• March 20, 2015 at 10:00 am #64582

    We all talk about our customer base but how do we define who
    is a customer for measurement purposes. Unless your business consistently has too
    many customers, this is an important figure to track.

    To measure and compare I would suggest an easy method to define
    who is a customer to be a person who has been to your shop 2 times in the last 12
    months. This is an arbitrary definition but can be used for making comparisons.

    This method, in its simplicity, does not tell you if the
    customer is a good customer, or how much they spent but simply that they
    visited your shop and came back a second time.

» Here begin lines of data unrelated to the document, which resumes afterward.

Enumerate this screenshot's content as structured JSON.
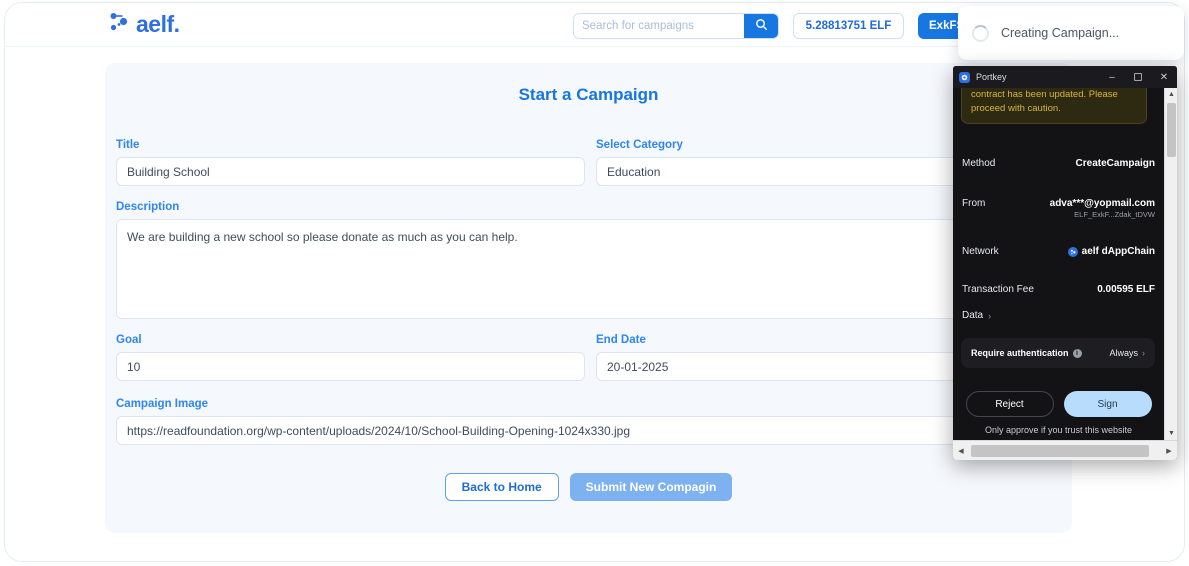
{
  "navbar": {
    "brand": "aelf.",
    "brand_icon": "aelf-logo-icon",
    "search": {
      "placeholder": "Search for campaigns",
      "value": "",
      "icon": "search-icon"
    },
    "balance": "5.28813751 ELF",
    "account": "ExkFS.",
    "avatar_icon": "user-avatar-icon"
  },
  "form": {
    "title": "Start a Campaign",
    "fields": {
      "title": {
        "label": "Title",
        "value": "Building School"
      },
      "category": {
        "label": "Select Category",
        "value": "Education"
      },
      "description": {
        "label": "Description",
        "value": "We are building a new school so please donate as much as you can help."
      },
      "goal": {
        "label": "Goal",
        "value": "10"
      },
      "end_date": {
        "label": "End Date",
        "value": "20-01-2025"
      },
      "campaign_image": {
        "label": "Campaign Image",
        "value": "https://readfoundation.org/wp-content/uploads/2024/10/School-Building-Opening-1024x330.jpg"
      }
    },
    "buttons": {
      "back": "Back to Home",
      "submit": "Submit New Compagin"
    }
  },
  "toast": {
    "message": "Creating Campaign...",
    "icon": "loading-spinner-icon"
  },
  "wallet": {
    "window_title": "Portkey",
    "app_icon": "portkey-icon",
    "controls": {
      "minimize": "–",
      "maximize": "❐",
      "close": "✕"
    },
    "warning": "contract has been updated. Please proceed with caution.",
    "rows": [
      {
        "key": "Method",
        "value": "CreateCampaign"
      },
      {
        "key": "From",
        "value": "adva***@yopmail.com",
        "sub": "ELF_ExkF...Zdak_tDVW"
      },
      {
        "key": "Network",
        "value": "aelf dAppChain",
        "icon": "aelf-network-icon"
      },
      {
        "key": "Transaction Fee",
        "value": "0.00595 ELF"
      }
    ],
    "data_row": {
      "label": "Data",
      "chevron": "›"
    },
    "auth": {
      "label": "Require authentication",
      "info_icon": "info-icon",
      "value": "Always",
      "chevron": "›"
    },
    "buttons": {
      "reject": "Reject",
      "sign": "Sign"
    },
    "note": "Only approve if you trust this website"
  },
  "colors": {
    "brand_blue": "#2f6fe4",
    "accent_blue": "#1777e0",
    "card_bg": "#f5f8fd",
    "wallet_bg": "#131316",
    "warn_yellow": "#d8b53c",
    "sign_blue": "#b8dcfb"
  }
}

    I have been using this method for 3 month in my son’s 15
    month old shop to track the potential for growth.

    I would like your comments or suggestions.

    Lowell Nigoff

    I owned Lowell’s Bluegrass Automotive (Toyota/Lexus) from
    1979 to 2008 when I sold the business as well as the property. I am now helping
    my son Brian with the operation of his shop, Brian’s Bluegrass Automotive (all
    brands) in Lexington KY.

    March 21, 2015 at 8:55 am #73983
    Tom Ham

    Lowell, I have usually gone with 3 or more ROs since a lot of one time customers had 2 RO’s – added A/C dye and came in for a recheck a bit later, etc. We start an RO for almost everything.

    I also use the one year time period, but with the longer service intervals 18 months might make more sense.

    Tom - Shop Owner since 1978

    March 1, 2016 at 9:04 pm #74302

    I realize this might be a little slow in commenting but it is most important to measure and look for increases or decreases. The method one uses to measure is not as important.


    April 4, 2016 at 5:00 pm #74328

    We our looking at this right now , We had a lot of clients that have only been in once in a year.
    Understand at my shop we our very rigid doing inspections and selling needed work so sometimes a client might not need to come in as often as a shop that just repairs per concern of the day.
    My belief window is Two times a year average and this depends on your mix of clients age , use age , age of car , fleet service etc.
    I also sent out cards to all client personalized in a envelope , addressed to the client.
    We have found many had moved , We now our getting ready to call the clients cards that came back for address reasons , to see if we can retain them.

    My belief window has been not when the last time they were in as more important , will they come back in and our we touching them at least three times a year to let them know we still our here for them.

    Would like to know if I am on the right track also [ No Magic Stick ] Thanks Dan R.

    April 4, 2016 at 6:52 pm #74329

    I think it’d make sense to look at this a little differently.

    What exactly are you trying to measure?
    If it’s defining who a “customer” is, I would include a dollar amount with that to make sure you’re including every “edge” case. For example, why not every customer with at least 1 R/O and total dollars spent over $60 or $100? Isn’t that a customer? 
    From another perspective, isn’t everyone a customer?
    What’s the purpose of knowing how many “customers” you have? If you’re looking for growth, it could be a number of things. Unique customers in 12 months, unique customers vs avg. R/O, or simply repeat business – % of customers that had already been to your shop in the preceding XX months… 
    Define what growth is to you. Usually it’s a mix of repeat & new customers. What about X thousand total customers, broken down into repeat (last 24 months) vs new (never in the database), growth year-over-year, and overall revenue growth?